The same old spec, still selling at the same price, and not a plan for the future to be found. No wonder people aren’t buying this stuff. Shame really, the Mini used to be a great little Mac for a myriad of uses.

(Doug Miller) #15

I bought a used one just last year. Why? I use it almost solely as a media server, and it was replacing a 2007 Mac mini that could not be upgraded past 10.7. This machine is running Sierra, but can be upgraded to Mojave still if I wish. And it is rock-solid, 100% reliable. (I’ve also been thinking about installing an OpenVPN server for when I am out and about and using public WiFi on my phone or tablet, but haven’t had the strong motivation to get that part done.)

I think it’s still a great machine. Pricey perhaps for what it is, but still in enough demand that the used/refurbished prices remain high.

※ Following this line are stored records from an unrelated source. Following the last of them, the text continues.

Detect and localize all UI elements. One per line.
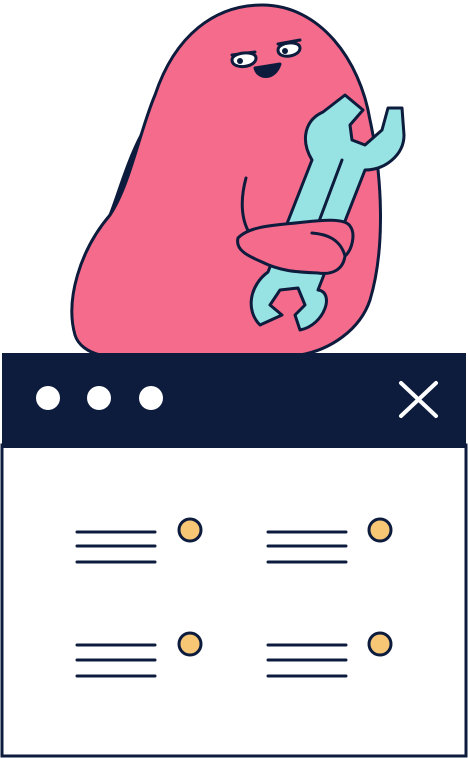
status-dot — [367, 631, 393, 657]
status-dot — [177, 517, 203, 543]
window-dot — [139, 386, 163, 410]
window-dot — [36, 386, 60, 410]
illustration-scene — [0, 3, 468, 758]
window-body — [0, 443, 468, 758]
mascot-eye-right — [276, 41, 302, 58]
window-title-bar — [2, 353, 466, 448]
mascot — [70, 3, 406, 357]
status-dot — [367, 517, 393, 543]
mascot-eye-left — [230, 51, 258, 68]
browser-window — [0, 353, 468, 758]
window-dot — [87, 386, 111, 410]
status-dot — [177, 631, 203, 657]
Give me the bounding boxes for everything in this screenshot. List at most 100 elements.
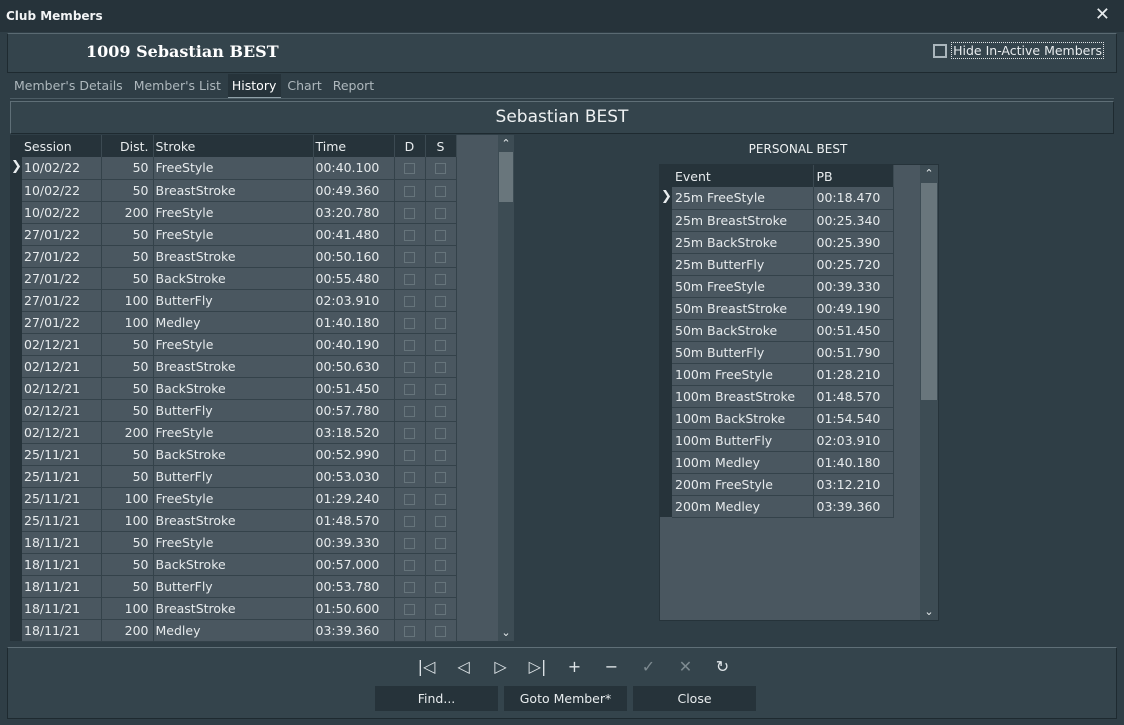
scroll-up-icon[interactable]: ⌃ <box>498 137 514 150</box>
stroke-cell[interactable]: BackStroke <box>153 267 314 290</box>
s-flag-cell[interactable] <box>425 201 457 224</box>
s-flag-cell[interactable] <box>425 377 457 400</box>
table-row[interactable]: 50m BreastStroke 00:49.190 <box>672 297 894 320</box>
s-flag-cell[interactable] <box>425 487 457 510</box>
session-cell[interactable]: 02/12/21 <box>22 421 102 444</box>
scroll-down-icon[interactable]: ⌄ <box>498 626 514 639</box>
pb-cell[interactable]: 01:48.570 <box>813 385 894 408</box>
time-cell[interactable]: 00:57.000 <box>313 553 395 576</box>
stroke-cell[interactable]: BackStroke <box>153 377 314 400</box>
event-cell[interactable]: 200m FreeStyle <box>672 473 814 496</box>
distance-cell[interactable]: 50 <box>101 245 154 268</box>
table-row[interactable]: 27/01/22 100 Medley 01:40.180 <box>22 311 457 334</box>
pb-cell[interactable]: 02:03.910 <box>813 429 894 452</box>
s-checkbox[interactable] <box>435 537 446 549</box>
d-checkbox[interactable] <box>404 493 415 505</box>
d-checkbox[interactable] <box>404 603 415 615</box>
s-flag-cell[interactable] <box>425 157 457 180</box>
session-cell[interactable]: 18/11/21 <box>22 575 102 598</box>
time-cell[interactable]: 01:29.240 <box>313 487 395 510</box>
session-cell[interactable]: 27/01/22 <box>22 267 102 290</box>
session-cell[interactable]: 27/01/22 <box>22 223 102 246</box>
pb-cell[interactable]: 00:51.450 <box>813 319 894 342</box>
s-flag-cell[interactable] <box>425 245 457 268</box>
stroke-cell[interactable]: BreastStroke <box>153 355 314 378</box>
pb-cell[interactable]: 00:25.390 <box>813 231 894 254</box>
table-row[interactable]: 18/11/21 200 Medley 03:39.360 <box>22 619 457 642</box>
stroke-cell[interactable]: ButterFly <box>153 399 314 422</box>
time-cell[interactable]: 00:40.190 <box>313 333 395 356</box>
table-row[interactable]: 25m FreeStyle 00:18.470 <box>672 187 894 210</box>
d-flag-cell[interactable] <box>394 509 426 532</box>
column-header[interactable]: S <box>425 135 457 157</box>
d-checkbox[interactable] <box>404 361 415 373</box>
s-checkbox[interactable] <box>435 493 446 505</box>
session-cell[interactable]: 02/12/21 <box>22 377 102 400</box>
distance-cell[interactable]: 100 <box>101 509 154 532</box>
time-cell[interactable]: 00:57.780 <box>313 399 395 422</box>
time-cell[interactable]: 00:53.780 <box>313 575 395 598</box>
pb-cell[interactable]: 00:25.340 <box>813 209 894 232</box>
d-flag-cell[interactable] <box>394 443 426 466</box>
event-cell[interactable]: 100m BreastStroke <box>672 385 814 408</box>
personal-best-scrollbar[interactable]: ⌃ ⌄ <box>920 165 938 620</box>
time-cell[interactable]: 00:50.160 <box>313 245 395 268</box>
pb-cell[interactable]: 00:51.790 <box>813 341 894 364</box>
stroke-cell[interactable]: Medley <box>153 311 314 334</box>
table-row[interactable]: 02/12/21 50 FreeStyle 00:40.190 <box>22 333 457 356</box>
distance-cell[interactable]: 50 <box>101 575 154 598</box>
stroke-cell[interactable]: FreeStyle <box>153 531 314 554</box>
s-flag-cell[interactable] <box>425 597 457 620</box>
s-flag-cell[interactable] <box>425 355 457 378</box>
session-cell[interactable]: 18/11/21 <box>22 531 102 554</box>
tab-member-s-list[interactable]: Member's List <box>130 74 226 98</box>
table-row[interactable]: 18/11/21 50 BackStroke 00:57.000 <box>22 553 457 576</box>
session-cell[interactable]: 27/01/22 <box>22 245 102 268</box>
event-cell[interactable]: 25m FreeStyle <box>672 187 814 210</box>
time-cell[interactable]: 01:40.180 <box>313 311 395 334</box>
time-cell[interactable]: 03:20.780 <box>313 201 395 224</box>
table-row[interactable]: 27/01/22 50 FreeStyle 00:41.480 <box>22 223 457 246</box>
session-cell[interactable]: 27/01/22 <box>22 311 102 334</box>
distance-cell[interactable]: 50 <box>101 531 154 554</box>
stroke-cell[interactable]: FreeStyle <box>153 333 314 356</box>
session-cell[interactable]: 25/11/21 <box>22 487 102 510</box>
s-checkbox[interactable] <box>435 515 446 527</box>
time-cell[interactable]: 00:53.030 <box>313 465 395 488</box>
stroke-cell[interactable]: BreastStroke <box>153 509 314 532</box>
history-scrollbar[interactable]: ⌃ ⌄ <box>498 135 514 641</box>
table-row[interactable]: 18/11/21 100 BreastStroke 01:50.600 <box>22 597 457 620</box>
table-row[interactable]: 25/11/21 50 ButterFly 00:53.030 <box>22 465 457 488</box>
table-row[interactable]: 25m BackStroke 00:25.390 <box>672 231 894 254</box>
event-cell[interactable]: 25m BreastStroke <box>672 209 814 232</box>
session-cell[interactable]: 25/11/21 <box>22 443 102 466</box>
table-row[interactable]: 100m BackStroke 01:54.540 <box>672 407 894 430</box>
goto-member-button[interactable]: Goto Member* <box>504 686 627 711</box>
table-row[interactable]: 10/02/22 50 BreastStroke 00:49.360 <box>22 179 457 202</box>
column-header[interactable]: Time <box>313 135 395 157</box>
refresh-data-icon[interactable]: ↻ <box>704 656 741 678</box>
d-flag-cell[interactable] <box>394 619 426 642</box>
table-row[interactable]: 02/12/21 200 FreeStyle 03:18.520 <box>22 421 457 444</box>
d-checkbox[interactable] <box>404 559 415 571</box>
session-cell[interactable]: 02/12/21 <box>22 355 102 378</box>
time-cell[interactable]: 02:03.910 <box>313 289 395 312</box>
post-edit-icon[interactable]: ✓ <box>630 656 667 678</box>
d-flag-cell[interactable] <box>394 201 426 224</box>
s-flag-cell[interactable] <box>425 179 457 202</box>
table-row[interactable]: 50m BackStroke 00:51.450 <box>672 319 894 342</box>
delete-record-icon[interactable]: − <box>593 656 630 678</box>
pb-cell[interactable]: 03:12.210 <box>813 473 894 496</box>
time-cell[interactable]: 03:18.520 <box>313 421 395 444</box>
time-cell[interactable]: 00:41.480 <box>313 223 395 246</box>
d-checkbox[interactable] <box>404 251 415 263</box>
d-flag-cell[interactable] <box>394 333 426 356</box>
time-cell[interactable]: 00:55.480 <box>313 267 395 290</box>
d-checkbox[interactable] <box>404 537 415 549</box>
s-flag-cell[interactable] <box>425 553 457 576</box>
column-header[interactable]: Dist. <box>101 135 154 157</box>
table-row[interactable]: 27/01/22 50 BreastStroke 00:50.160 <box>22 245 457 268</box>
stroke-cell[interactable]: BackStroke <box>153 553 314 576</box>
stroke-cell[interactable]: FreeStyle <box>153 157 314 180</box>
time-cell[interactable]: 00:40.100 <box>313 157 395 180</box>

And I do hope that Apple updates it soon (or, you know, comes out with something similar enough - something a little less upgradeable/user maintainable in an Apple TV sized box I think would be great.)

(Tom Gewecke) #16

People like myself who have to replace iMac’s if they want to run Mojave are probably also holding off purchasing last year’s machines in the expectation that new ones might be announced soon. Though there’s still no sign of that as far as I can see….

(Enrico Franconi) #17

As I mentioned in the past, the easiest way to set a VPN server on macOS is to use iVPN <https://macserve.org.uk/ivpn/ >, which is based on the preinstalled VPN in macOS. From their web page: “iVPN easily creates a standards-based PPTP and L2TP VPN server on your home or office Mac. With just a few details and a couple of clicks, you’ll be ready to connect securely to your Mac from anywhere in the world”. I have been unable to set a VPN server on macOS in any other way - but maybe just because I’m no expert.



(David Silbey) #18

I’m confused. Apple reported its Q3 results back in July. They’ll be reporting their Q4 results on November 1.


Some people keep raising the same topic since Q3 was announced. Personally speaking, I kept falling into the the trap.

(Doug Miller) #20

The article is not talking about Apple’s fiscal calendar but the actual 2018 yearly calendar, where Q3 is July-September.